Is blue cheese mold dangerous?

The Penicillium mold used to make blue cheeses is safe for most people. Penicillium roqueforti is the main strain used and is considered a food-grade mold that is not hazardous if properly made into cheese. Roqueforti produces penicillin, giving many blue cheeses antibiotic properties that prevent dangerous molds from growing.

Of course, anyone with mold allergies or sensitivities may need to avoid blue cheese. Pregnant women are also sometimes advised to avoid soft molded cheeses due to a small risk of listeria, though this is not due to the Penicillium. As long as you don’t have an allergy, most blue cheese mold is considered safe to eat.

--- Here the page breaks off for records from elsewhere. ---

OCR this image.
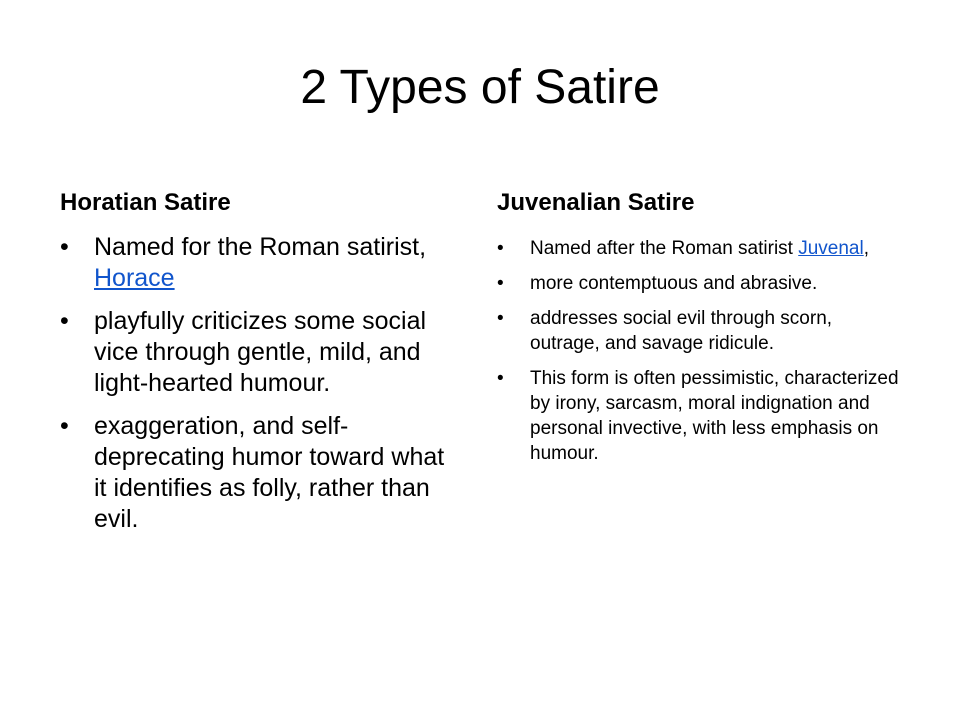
2 Types of Satire
Horatian Satire
• Named for the Roman satirist, Horace
• playfully criticizes some social vice through gentle, mild, and light-hearted humour.
• exaggeration, and self-deprecating humor toward what it identifies as folly, rather than evil.
Juvenalian Satire
• Named after the Roman satirist Juvenal,
• more contemptuous and abrasive.
• addresses social evil through scorn, outrage, and savage ridicule.
• This form is often pessimistic, characterized by irony, sarcasm, moral indignation and personal invective, with less emphasis on humour.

Using blue cheese in gluten-free cooking

Here are some tips for cooking and baking with gluten-free blue cheese:

  • Crumble it over salads, roasted veggies, grilled meats, or gluten-free pizza
  • Mix crumbles into dips, spreads, dressings, or compound butters
  • Stuff it into burgers or gluten-free bread dough
  • Garnish soups or risottos
  • Bake into frittatas, quiches, or casseroles
  • Fold it into omelets or scrambled eggs
  • Top baked potatoes, sweet potatoes, or squash
  • Add to gluten-free pasta dishes
  • Use in place of feta or goat cheese in recipes

When baking, minimize crumbling or melting by adding blue cheese chunks or dollops just before serving baked dishes. Opt for milder, crumbly types of blue cheese rather than soft creamy varieties.

Storing blue cheese

To maintain freshness and flavor, proper storage is key for blue cheese. Here are some tips:

  • Keep refrigerated at all times in the coldest section, ideally around 40°F
  • Wrap tightly in plastic wrap or foil – try to minimize air exposure
  • Place in a sealed container if not finishing quickly
  • Wipe any condensation that accumulates inside packaging
  • Use within 2-4 weeks for the best quality
  • Cut off any moldy parts rather than discarding the entire cheese
  • Avoid repeated temperature fluctuations (don’t leave out at room temp)

With optimal storage, most blue cheeses will retain their signature tangy flavor for several weeks. Cold temperatures prevent additional mold growth while an airtight seal prevents drying out. Let your senses guide you – if a blue cheese smells very ammoniated or looks excessively moldy, it’s best not to take chances.


Many delicious types of blue cheese can be safely included in a gluten-free diet. Look for traditionally gluten-free cheeses like Roquefort, Stilton, and Gorgonzola from trusted brands. Verify gluten-free status on packaging labels and with manufacturers to determine the safest options for your individual needs. With so many quality gluten-free blue cheeses available, you don’t need to miss out on the bold, rich flavors of these special cheeses. Incorporate crumbles into your favorite recipes or enjoy a wedge alongside fruit, nuts and gluten-free crackers for a memorable tasting experience.